In another systematic review the connection between motor imagery and mental practice on post-stroke functional recovery was investigated; and it was reported that mental practice improved spatial and temporal parameters of gait, as it decreased the apprehension of falling and reinforced earlier gait retraining (4).

These results correlate with a study conducted by Verma et al. (27) who assessed the effectiveness of a task-oriented gait rehabilitation training program when added to mental imagery, and found statistically significant improvements were achieved in regards to independent functional gait. A case report written by Jackson et al. (28) reported that after combined motor imagery practice and physical therapy, sequential foot movements showed significant improvement in patients with hemiparesis.
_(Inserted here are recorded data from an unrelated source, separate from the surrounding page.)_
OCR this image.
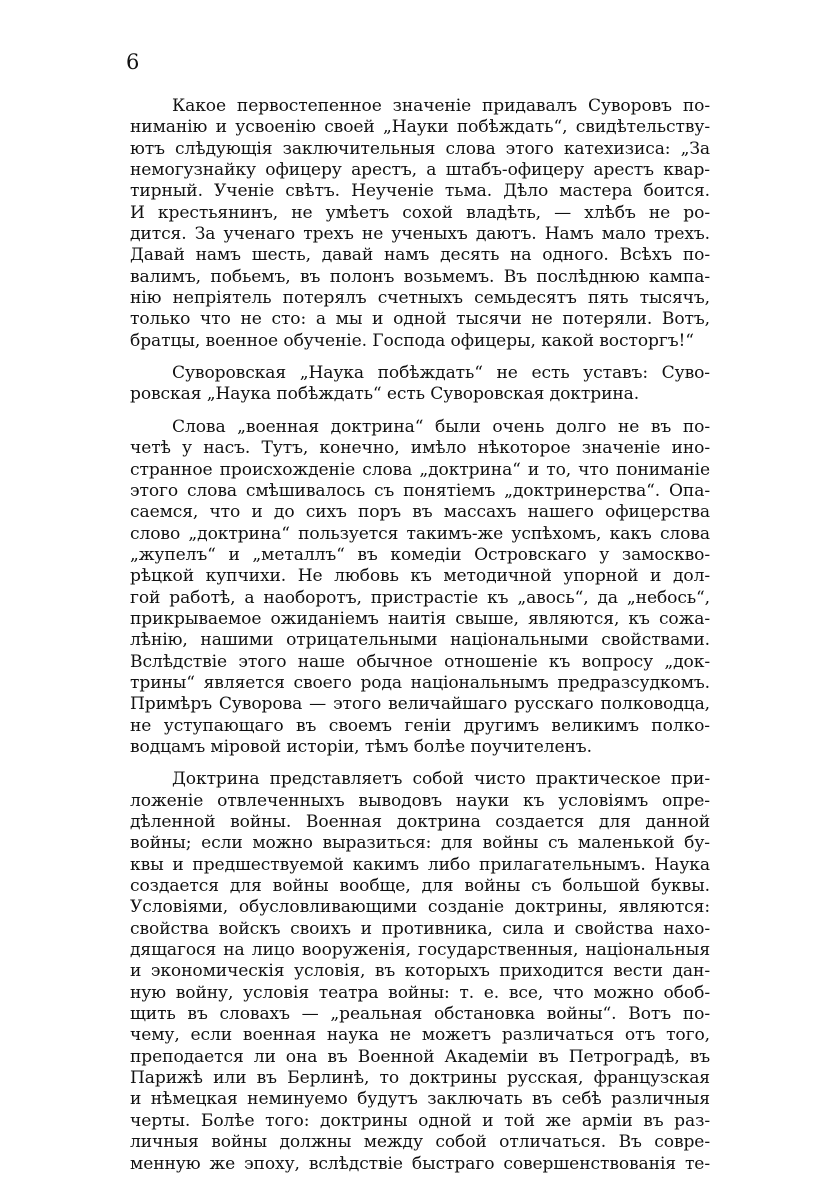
6
Какое первостепенное значеніе придавалъ Суворовъ по-
ниманію и усвоенію своей „Науки побѣждать“, свидѣтельству-
ютъ слѣдующія заключительныя слова этого катехизиса: „За
немогузнайку офицеру арестъ, а штабъ-офицеру арестъ квар-
тирный. Ученіе свѣтъ. Неученіе тьма. Дѣло мастера боится.
И крестьянинъ, не умѣетъ сохой владѣть, — хлѣбъ не ро-
дится. За ученаго трехъ не ученыхъ даютъ. Намъ мало трехъ.
Давай намъ шесть, давай намъ десять на одного. Всѣхъ по-
валимъ, побьемъ, въ полонъ возьмемъ. Въ послѣднюю кампа-
нію непріятель потерялъ счетныхъ семьдесятъ пять тысячъ,
только что не сто: а мы и одной тысячи не потеряли. Вотъ,
братцы, военное обученіе. Господа офицеры, какой восторгъ!“
Суворовская „Наука побѣждать“ не есть уставъ: Суво-
ровская „Наука побѣждать“ есть Суворовская доктрина.
Слова „военная доктрина“ были очень долго не въ по-
четѣ у насъ. Тутъ, конечно, имѣло нѣкоторое значеніе ино-
странное происхожденіе слова „доктрина“ и то, что пониманіе
этого слова смѣшивалось съ понятіемъ „доктринерства“. Опа-
саемся, что и до сихъ поръ въ массахъ нашего офицерства
слово „доктрина“ пользуется такимъ-же успѣхомъ, какъ слова
„жупелъ“ и „металлъ“ въ комедіи Островскаго у замоскво-
рѣцкой купчихи. Не любовь къ методичной упорной и дол-
гой работѣ, а наоборотъ, пристрастіе къ „авось“, да „небось“,
прикрываемое ожиданіемъ наитія свыше, являются, къ сожа-
лѣнію, нашими отрицательными національными свойствами.
Вслѣдствіе этого наше обычное отношеніе къ вопросу „док-
трины“ является своего рода національнымъ предразсудкомъ.
Примѣръ Суворова — этого величайшаго русскаго полководца,
не уступающаго въ своемъ геніи другимъ великимъ полко-
водцамъ міровой исторіи, тѣмъ болѣе поучителенъ.
Доктрина представляетъ собой чисто практическое при-
ложеніе отвлеченныхъ выводовъ науки къ условіямъ опре-
дѣленной войны. Военная доктрина создается для данной
войны; если можно выразиться: для войны съ маленькой бу-
квы и предшествуемой какимъ либо прилагательнымъ. Наука
создается для войны вообще, для войны съ большой буквы.
Условіями, обусловливающими созданіе доктрины, являются:
свойства войскъ своихъ и противника, сила и свойства нахо-
дящагося на лицо вооруженія, государственныя, національныя
и экономическія условія, въ которыхъ приходится вести дан-
ную войну, условія театра войны: т. е. все, что можно обоб-
щить въ словахъ — „реальная обстановка войны“. Вотъ по-
чему, если военная наука не можетъ различаться отъ того,
преподается ли она въ Военной Академіи въ Петроградѣ, въ
Парижѣ или въ Берлинѣ, то доктрины русская, французская
и нѣмецкая неминуемо будутъ заключать въ себѣ различныя
черты. Болѣе того: доктрины одной и той же арміи въ раз-
личныя войны должны между собой отличаться. Въ совре-
менную же эпоху, вслѣдствіе быстраго совершенствованія те-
Ehrsson et al. (29) found that brain regions that are responsible for motor function are activated during motor imagery. In addition, focal enhancement of motor cortex excitability occurs and enhances relearning and generalization of daily tasks after stroke (30). These findings can explain the effect of motor imagery techniques on the brain and on the effectiveness of the rehabilitation process. In a controlled clinical trial, Hwang et al. (31) found statistically significant improvements in clinical gait assessments in the study population receiving motor imagery techniques in the physiotherapy program. The clinical gait assessment parameters included gait speed, length of stride, and dynamic balance. These improvements can be explained by the transfer of skills and the psychological aspects of mental imagery, such as a decrease in the fear of falling (31).

In the current study, the progress achieved by the study group in the Fugl-Meyer score (FMA-LE) can be clarified by a study conducted by Porro et al. (32). By utilizing functional magnetic resonance imaging (fMRI), they found that during the actual execution of motor function there was increased neural activity in brain regions, which overlapped with brain regions activated during motor imagery practice. The activation of neuronal networks included those in the areas of movement preparation (32).
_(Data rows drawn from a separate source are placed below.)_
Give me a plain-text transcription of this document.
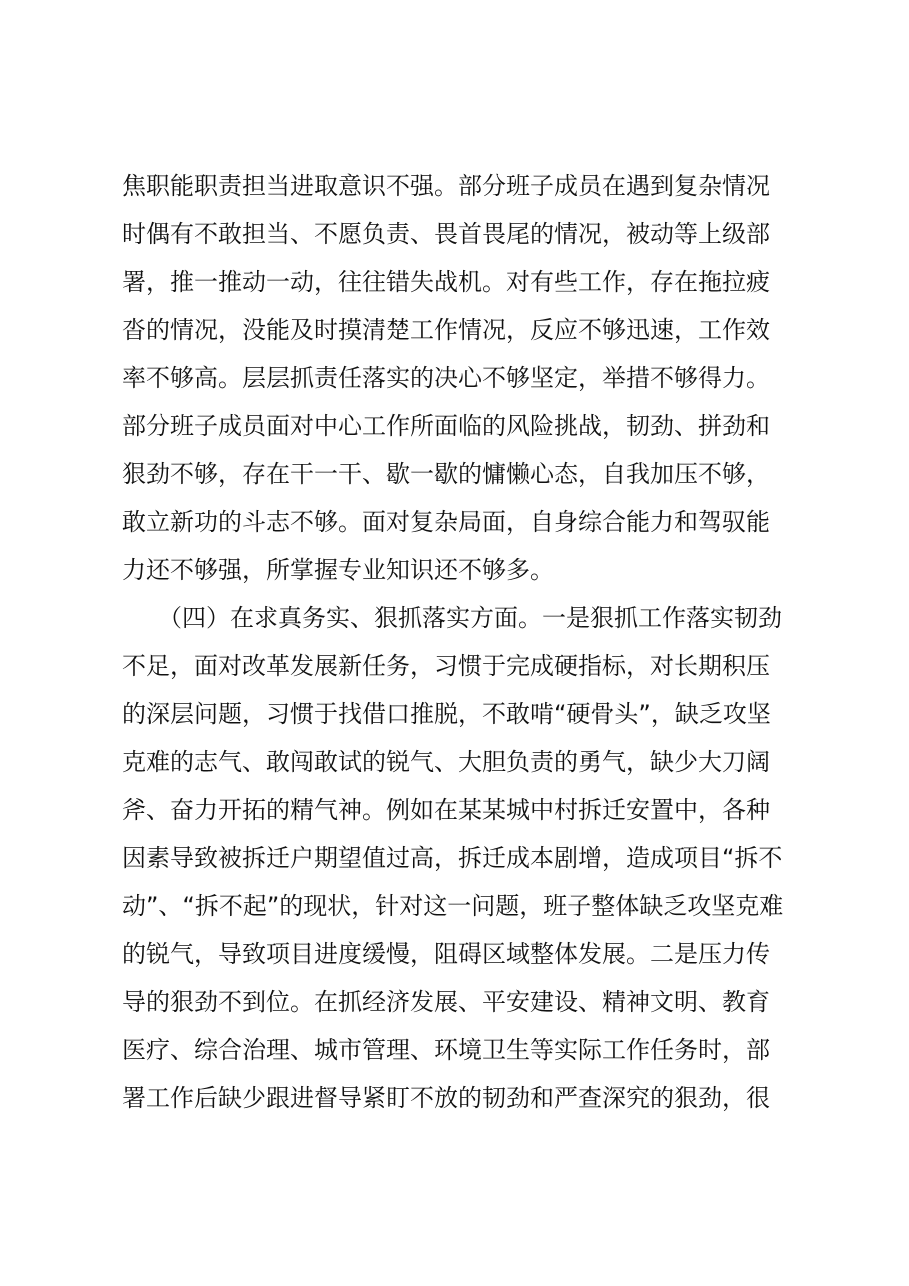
焦职能职责担当进取意识不强。部分班子成员在遇到复杂情况
时偶有不敢担当、不愿负责、畏首畏尾的情况，被动等上级部
署，推一推动一动，往往错失战机。对有些工作，存在拖拉疲
沓的情况，没能及时摸清楚工作情况，反应不够迅速，工作效
率不够高。层层抓责任落实的决心不够坚定，举措不够得力。
部分班子成员面对中心工作所面临的风险挑战，韧劲、拼劲和
狠劲不够，存在干一干、歇一歇的慵懒心态，自我加压不够，
敢立新功的斗志不够。面对复杂局面，自身综合能力和驾驭能
力还不够强，所掌握专业知识还不够多。
　　（四）在求真务实、狠抓落实方面。一是狠抓工作落实韧劲
不足，面对改革发展新任务，习惯于完成硬指标，对长期积压
的深层问题，习惯于找借口推脱，不敢啃“硬骨头”，缺乏攻坚
克难的志气、敢闯敢试的锐气、大胆负责的勇气，缺少大刀阔
斧、奋力开拓的精气神。例如在某某城中村拆迁安置中，各种
因素导致被拆迁户期望值过高，拆迁成本剧增，造成项目“拆不
动”、“拆不起”的现状，针对这一问题，班子整体缺乏攻坚克难
的锐气，导致项目进度缓慢，阻碍区域整体发展。二是压力传
导的狠劲不到位。在抓经济发展、平安建设、精神文明、教育
医疗、综合治理、城市管理、环境卫生等实际工作任务时，部
署工作后缺少跟进督导紧盯不放的韧劲和严查深究的狠劲，很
In the current study, the improvement in the TUG test noted in the study group was consistent with the findings of Dunsky et al. (33) who assessed the outcome of home-based gait training by motor imagery. Significant improvement was noticed in patient walking speed, and such improvement was detected for up to 3 weeks during patient follow-up. Improvement was most evident in cadence, time of single support for the weak leg and stride length (33).
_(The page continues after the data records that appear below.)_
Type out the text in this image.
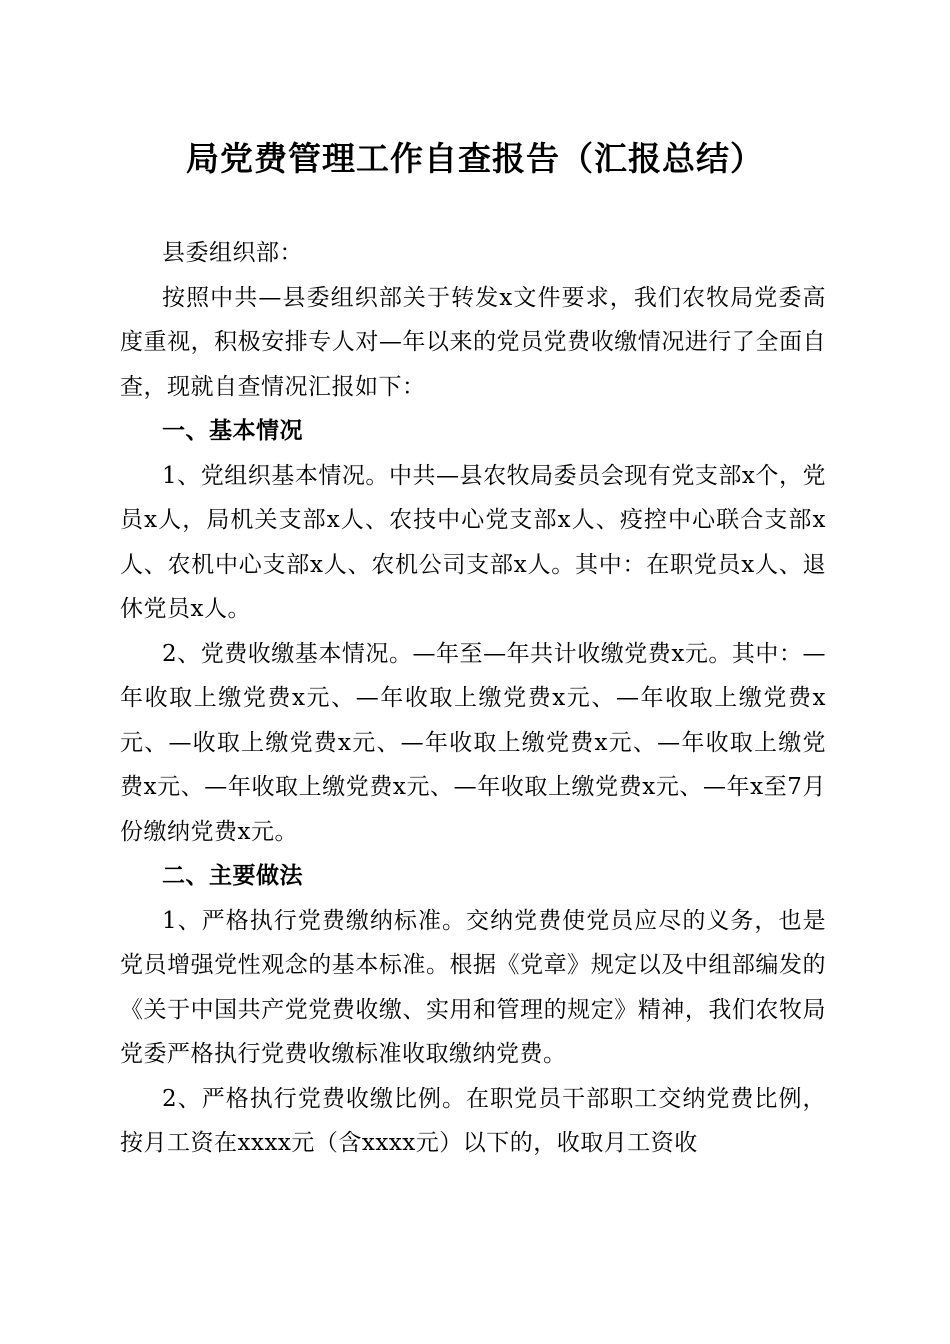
局党费管理工作自查报告（汇报总结）

县委组织部：

按照中共—县委组织部关于转发x文件要求，我们农牧局党委高度重视，积极安排专人对—年以来的党员党费收缴情况进行了全面自查，现就自查情况汇报如下：

一、基本情况

1、党组织基本情况。中共—县农牧局委员会现有党支部x个，党员x人，局机关支部x人、农技中心党支部x人、疫控中心联合支部x人、农机中心支部x人、农机公司支部x人。其中：在职党员x人、退休党员x人。

2、党费收缴基本情况。—年至—年共计收缴党费x元。其中：—年收取上缴党费x元、—年收取上缴党费x元、—年收取上缴党费x元、—收取上缴党费x元、—年收取上缴党费x元、—年收取上缴党费x元、—年收取上缴党费x元、—年收取上缴党费x元、—年x至7月份缴纳党费x元。

二、主要做法

1、严格执行党费缴纳标准。交纳党费使党员应尽的义务，也是党员增强党性观念的基本标准。根据《党章》规定以及中组部编发的《关于中国共产党党费收缴、实用和管理的规定》精神，我们农牧局党委严格执行党费收缴标准收取缴纳党费。

2、严格执行党费收缴比例。在职党员干部职工交纳党费比例，按月工资在xxxx元（含xxxx元）以下的，收取月工资收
Malouin et al. (34) found that after only one training session of motor imagery, stroke patients showed an improvement in the weight bearing abilities of the paretic limb while standing, such improvement continued for 1 day. Mental practice, through involvement of a learning effect, plays a significant role in the memorization of newly acquired motor abilities (34, 35). Motor imagery preceding task specific training has proven to improve functional outcomes, such as the sit to stand function, in hemiparetic stroke patients when compared to task specific training alone.

5.1. Conclusions

Motor imagery is a safe, accessible, inexpensive and effective therapeutic technique for motor rehabilitation in conjunction with task specific training for functional rehabilitation in stroke patients.